Раскрыв при свете единственной лампы саквояж, я извлек цилиндр, отметив влечение металла к поверхности талисмана. Изображения зловеще мерцали на зеркальных боках; тут я невольно поежился, изучая уродливые фигурки орнамента. Жаль, что не сфотографировал их… хотя, возможно, это и к лучшему. Чему я действительно рад, так это тому, что не мог тогда распознать сплюснутую голову похожей на осьминога твари, встречавшейся в большинстве узоров и названной в манускрипте «Кту-Лу». Позднее я связал ее и подземные легенды индейцев с недавно открытым фольклором о чудовищном Ктулху – единственном свидетельстве незапамятного ужаса, просочившегося со стареющих звезд на молодую Землю. Если бы в тот момент я догадывался о такой связи – уверен, никакая сила на свете не заставила бы меня остаться наедине с жуткой находкой. Побочный мотив орнамента, некий гибрид между человеком и змеей, я легко определил как прототип Йига, Кетцалькоатля и Кукулькана. Прежде чем открыть цилиндр, я проверил его магнитные свойства на других металлических предметах – притяжение к ним отсутствовало. Странный магнетизм этой крупицы неведомого мира проявлялся только в присутствии ей подобной.
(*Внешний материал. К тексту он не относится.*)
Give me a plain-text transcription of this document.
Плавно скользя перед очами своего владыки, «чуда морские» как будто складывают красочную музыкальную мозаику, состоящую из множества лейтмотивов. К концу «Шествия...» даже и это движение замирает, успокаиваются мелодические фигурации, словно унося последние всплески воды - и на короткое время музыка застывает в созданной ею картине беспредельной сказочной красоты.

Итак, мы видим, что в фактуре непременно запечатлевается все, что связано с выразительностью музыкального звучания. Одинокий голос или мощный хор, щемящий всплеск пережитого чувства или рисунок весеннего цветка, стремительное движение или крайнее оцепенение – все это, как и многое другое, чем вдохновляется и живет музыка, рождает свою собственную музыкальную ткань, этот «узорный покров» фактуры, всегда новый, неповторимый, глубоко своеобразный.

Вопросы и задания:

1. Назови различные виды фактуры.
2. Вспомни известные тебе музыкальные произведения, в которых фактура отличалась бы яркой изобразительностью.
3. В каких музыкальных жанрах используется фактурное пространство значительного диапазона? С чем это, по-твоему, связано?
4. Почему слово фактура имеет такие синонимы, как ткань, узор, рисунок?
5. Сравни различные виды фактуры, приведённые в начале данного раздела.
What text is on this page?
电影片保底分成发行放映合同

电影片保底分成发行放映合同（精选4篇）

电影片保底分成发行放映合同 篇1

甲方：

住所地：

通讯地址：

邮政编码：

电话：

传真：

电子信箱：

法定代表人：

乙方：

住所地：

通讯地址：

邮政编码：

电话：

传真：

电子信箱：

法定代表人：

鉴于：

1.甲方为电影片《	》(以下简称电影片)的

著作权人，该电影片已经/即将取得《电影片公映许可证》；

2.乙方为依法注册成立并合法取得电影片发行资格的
Наконец я извлек манускрипт и приступил к переводу – занося на бумагу лишь общий смысл фраз и сожалея об отсутствии под рукой испанского словаря, когда попадалось туманное выражение или слово. Странно было осознавать, что хроника четырехвековой давности – тех времен, когда мои предки, подданные Генриха VIII, и не думали переселяться в Новый Свет из Сомерсета и Девона, – может помочь в моих нынешних поисках ответа на столько времени дремавшую тайну. Ощущение близости к прошлому было тем глубже, что в сердце у меня горела неуемная жажда приключений – та же, что побудила испанца-конкистадора ступить за завесу, разделяющую Бытие и Время. В сравнении с этим шагом четыре столетия представлялись океанской песчинкой. Зловещий орнамент цилиндра отверз предо мной ту пропасть, что зияет между всеми живущими на Земле и первородными тайнами, сокрытыми в звездах. На краю этой пропасти Панфил де Замакона и я стояли рядом – как Аристотель и древний правитель Хеопс.
О юности в Луарке, маленьком порту на побережье Бискайского залива, Замакона рассказывает немногое. Он был младшим и довольно своенравным сыном в семействе, и в Новую Испанию отплыл в 1532 году, едва ему минуло двадцать. Впечатлительный юноша жадно вслушивался в разнообразные толки о затерянных среди джунглей золотых городах и неизвестных странах, простирающихся к северу. Его фантазию особенно взбудоражила история францисканского монаха Маркоса де Ницы, вернувшегося в 1539 году из долгого путешествия с потрясающим отчетом о сказочной Сиболе, о ее обнесенных неприступными стенами городах и сокровищах. Узнав о подготавливаемой Коронадо экспедиции на поиски этих чудес – и еще бóльших, лежащих, как шептались в корчмах, к северу от земель диких бизонов, – юный Замакона успевает попасть в число трехсот солдат и в 1540 году выступает в поход на север.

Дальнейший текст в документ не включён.